Rhodon removed his hand from under Goewyn’s chin and rose to his feet.
“She would have loved you.” he said softly helping Goewyn to her feet.
Sunset shadows crawled across the garden as Goewyn let herself out. Looking back one last time, she saw the tall, lonely, figure of the treeman walking across the turf. Talking about Akasma seemed to help him a great deal. Healing was slowly filtering through his mind and heart, like water through a sieve.
“Light and joy are returning to the March, and no one will banish it again.” she promised beginning her walk home.

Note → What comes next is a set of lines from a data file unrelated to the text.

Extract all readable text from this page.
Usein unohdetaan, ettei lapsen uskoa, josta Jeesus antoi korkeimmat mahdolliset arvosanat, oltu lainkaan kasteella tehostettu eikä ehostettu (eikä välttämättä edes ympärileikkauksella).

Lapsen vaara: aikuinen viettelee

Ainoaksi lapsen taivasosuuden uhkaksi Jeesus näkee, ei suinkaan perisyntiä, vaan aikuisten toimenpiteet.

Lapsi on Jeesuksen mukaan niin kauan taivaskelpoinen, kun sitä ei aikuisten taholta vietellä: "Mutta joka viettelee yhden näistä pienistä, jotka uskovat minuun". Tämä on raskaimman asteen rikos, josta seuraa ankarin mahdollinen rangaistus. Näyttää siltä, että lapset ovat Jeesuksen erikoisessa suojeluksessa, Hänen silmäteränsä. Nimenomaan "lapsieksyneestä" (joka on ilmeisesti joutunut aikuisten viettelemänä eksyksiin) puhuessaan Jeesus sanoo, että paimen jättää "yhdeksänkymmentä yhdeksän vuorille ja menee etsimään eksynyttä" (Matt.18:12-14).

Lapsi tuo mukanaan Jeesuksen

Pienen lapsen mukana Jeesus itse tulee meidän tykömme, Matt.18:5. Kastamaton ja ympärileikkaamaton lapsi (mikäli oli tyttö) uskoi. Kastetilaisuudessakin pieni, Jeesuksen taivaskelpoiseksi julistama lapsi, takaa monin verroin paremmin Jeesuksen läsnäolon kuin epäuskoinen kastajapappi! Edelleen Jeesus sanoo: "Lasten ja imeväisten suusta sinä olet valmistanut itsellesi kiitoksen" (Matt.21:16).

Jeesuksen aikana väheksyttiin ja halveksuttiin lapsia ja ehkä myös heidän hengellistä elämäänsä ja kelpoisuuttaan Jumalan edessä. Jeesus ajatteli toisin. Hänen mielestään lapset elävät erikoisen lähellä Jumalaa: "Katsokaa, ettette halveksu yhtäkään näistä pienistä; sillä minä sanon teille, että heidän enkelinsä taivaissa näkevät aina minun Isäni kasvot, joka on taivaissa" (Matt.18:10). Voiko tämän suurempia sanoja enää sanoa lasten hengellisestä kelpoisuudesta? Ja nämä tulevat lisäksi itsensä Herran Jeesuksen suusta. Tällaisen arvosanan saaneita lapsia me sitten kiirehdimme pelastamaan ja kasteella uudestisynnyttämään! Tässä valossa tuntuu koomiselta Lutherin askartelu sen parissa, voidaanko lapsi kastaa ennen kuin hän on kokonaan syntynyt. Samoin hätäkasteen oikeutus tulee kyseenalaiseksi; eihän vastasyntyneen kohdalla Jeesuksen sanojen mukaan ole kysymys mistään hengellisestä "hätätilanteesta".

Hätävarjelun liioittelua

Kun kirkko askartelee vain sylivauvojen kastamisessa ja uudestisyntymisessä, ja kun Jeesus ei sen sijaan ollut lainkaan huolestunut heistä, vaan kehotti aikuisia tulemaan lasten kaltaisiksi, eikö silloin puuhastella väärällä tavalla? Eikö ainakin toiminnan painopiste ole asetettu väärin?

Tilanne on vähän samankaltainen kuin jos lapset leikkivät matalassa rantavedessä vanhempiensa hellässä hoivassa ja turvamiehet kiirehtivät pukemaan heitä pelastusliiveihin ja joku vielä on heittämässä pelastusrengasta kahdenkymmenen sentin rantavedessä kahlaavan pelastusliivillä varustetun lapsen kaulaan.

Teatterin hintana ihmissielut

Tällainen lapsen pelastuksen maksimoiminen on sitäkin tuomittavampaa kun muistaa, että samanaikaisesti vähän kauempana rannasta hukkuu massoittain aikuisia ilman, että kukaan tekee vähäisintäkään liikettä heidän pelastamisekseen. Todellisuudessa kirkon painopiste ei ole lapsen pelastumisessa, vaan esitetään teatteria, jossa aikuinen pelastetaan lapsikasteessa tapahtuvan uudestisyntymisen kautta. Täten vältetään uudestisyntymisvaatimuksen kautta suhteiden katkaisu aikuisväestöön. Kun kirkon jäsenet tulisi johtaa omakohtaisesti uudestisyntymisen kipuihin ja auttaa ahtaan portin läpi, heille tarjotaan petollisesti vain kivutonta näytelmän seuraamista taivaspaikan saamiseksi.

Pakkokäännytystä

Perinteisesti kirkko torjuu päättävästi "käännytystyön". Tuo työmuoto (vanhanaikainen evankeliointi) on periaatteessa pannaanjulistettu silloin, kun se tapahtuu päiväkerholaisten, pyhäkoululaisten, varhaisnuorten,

On the outer side of the garden, hidden from sight, a human listened to Goewyn’s promise. She was a young woman, and beautiful, but she carried so much hate and anger it burned inside like a fire. She looked at the garden wall, able to smell the flowers over it. It wasn’t as though she hated the flowers, she liked flowers. But such feelings were for the weak. Weak little girls liked flowers. Weak little girls got hurt. And no one was going to hurt her again. She was going to prove she was strong. And being strong meant that she would make others feel her pain.
Rhodon sat in his cottage that night, thinking by the glow of the lightbringer crystal that sat on his table. Centuries of silence had gone over his home and his shattered heart, and then… Goewyn. Of course, Raven and Ablach had visited him and brought him news, that was what kept him sane, but never since his mourning had an elf come to his garden. It was almost as if Solana was alive again. Almost. Only his people, like the trees they protected, had the chance; and that slim, to come back from death. Rhodon knew that Goewyn was not Solana, but all the same she offered him what his heart craved: understanding and compassion.
“Friendship, love, and loyalty have not died.” he sighed.
Placing the cover over the glowing stone, Rhodon fell asleep, softly humming the harmonies of the ballad of Shanbo and Yingtai.
*Inspired by the translation of the choral version of The Butterfly Lovers by Gang Chen. This is the only verse I’ve adapted so far.